Das Good Food Institute unterstreicht die Dringlichkeit dieser Herausforderung. Die Lösung liegt im Übergang von der kleinen pharmazeutischen Produktion zur großflächigen, lebensmitteltauglichen Herstellung [1].
FAQs
Warum sind Wachstumsfaktoren so teuer?
Wachstumsfaktoren sind teuer, weil sie eine entscheidende Rolle beim Zellwachstum während der Produktion von kultiviertem Fleisch spielen und auf komplexen biotechnologischen Methoden basieren. Proteine wie FGF2 und TGF-β können Millionen pro Gramm kosten, aufgrund der arbeitsintensiven Prozesse, die an ihrer Herstellung, Reinigung und Stabilisierung beteiligt sind. Um diese Kosten zu senken und kultiviertes Fleisch zugänglicher und wettbewerbsfähiger im Vergleich zu herkömmlichem Fleisch zu machen, werden Strategien wie die interne Produktion von Wachstumsfaktoren, die Verbesserung der Protein-Stabilisierung und die Entwicklung von Zellen, die ihre eigenen Wachstumsfaktoren erzeugen, untersucht.

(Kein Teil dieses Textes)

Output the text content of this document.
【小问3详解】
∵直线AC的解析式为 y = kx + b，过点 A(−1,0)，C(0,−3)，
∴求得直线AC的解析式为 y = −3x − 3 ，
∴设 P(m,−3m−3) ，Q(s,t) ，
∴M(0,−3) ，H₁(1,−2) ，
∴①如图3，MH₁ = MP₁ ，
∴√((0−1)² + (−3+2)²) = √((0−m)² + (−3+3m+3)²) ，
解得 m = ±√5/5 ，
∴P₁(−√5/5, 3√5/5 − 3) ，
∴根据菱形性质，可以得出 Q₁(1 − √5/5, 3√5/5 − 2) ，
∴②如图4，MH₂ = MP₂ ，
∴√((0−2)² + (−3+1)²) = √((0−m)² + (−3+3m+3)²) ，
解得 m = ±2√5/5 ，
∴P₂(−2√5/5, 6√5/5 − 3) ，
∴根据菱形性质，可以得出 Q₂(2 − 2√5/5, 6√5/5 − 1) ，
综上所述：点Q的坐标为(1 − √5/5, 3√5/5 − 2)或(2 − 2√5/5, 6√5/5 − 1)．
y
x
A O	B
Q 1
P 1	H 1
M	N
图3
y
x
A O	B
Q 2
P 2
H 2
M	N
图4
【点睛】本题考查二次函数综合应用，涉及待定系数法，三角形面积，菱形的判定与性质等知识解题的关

Was muss sich ändern, um kultiviertes Fleisch zu £8/kg zu erreichen?
Um die Kosten für kultiviertes Fleisch auf £8 pro Kilogramm zu senken, muss der Preis des Wachstumsmediums unter £0,82 pro Liter fallen. Darüber hinaus müssen die Kosten für Wachstumsfaktoren auf £82.000 pro Kilogramm oder weniger gesenkt werden.Die Erreichung dieses Ziels hängt von Fortschritten wie Inhouse-Produktion, Protein-Stabilisierung, Zellengineering, und skalierbaren Techniken wie Präzisionsfermentation.
ab.Welcher kostensenkende Ansatz zeigt das größte Potenzial: selbstproduzierende Zellen, Skalierung oder Medienoptimierung?
Die Entwicklung von selbstproduzierenden Zellen, die in der Lage sind, ihre eigenen Wachstumsfaktoren zu erzeugen, könnte ein Wendepunkt sein. Warum? Weil Wachstumsfaktoren derzeit erstaunliche 95% der Produktionskosten. ausmachen. Durch die Schaffung von Zellen, die diese Faktoren intern produzieren, ist das Potenzial zur Kostensenkung enorm.
Während andere Ansätze, wie die Skalierung der Produktion oder die Verwendung von serumfreien Medien, helfen können, die Ausgaben zu senken, gehen selbstproduzierende Zellen eines der bedeutendsten Kostentreiber in der Produktion von kultiviertem Fleisch an.Dies könnte den Weg für erschwinglichere und skalierbare Lösungen in der Branche ebnen.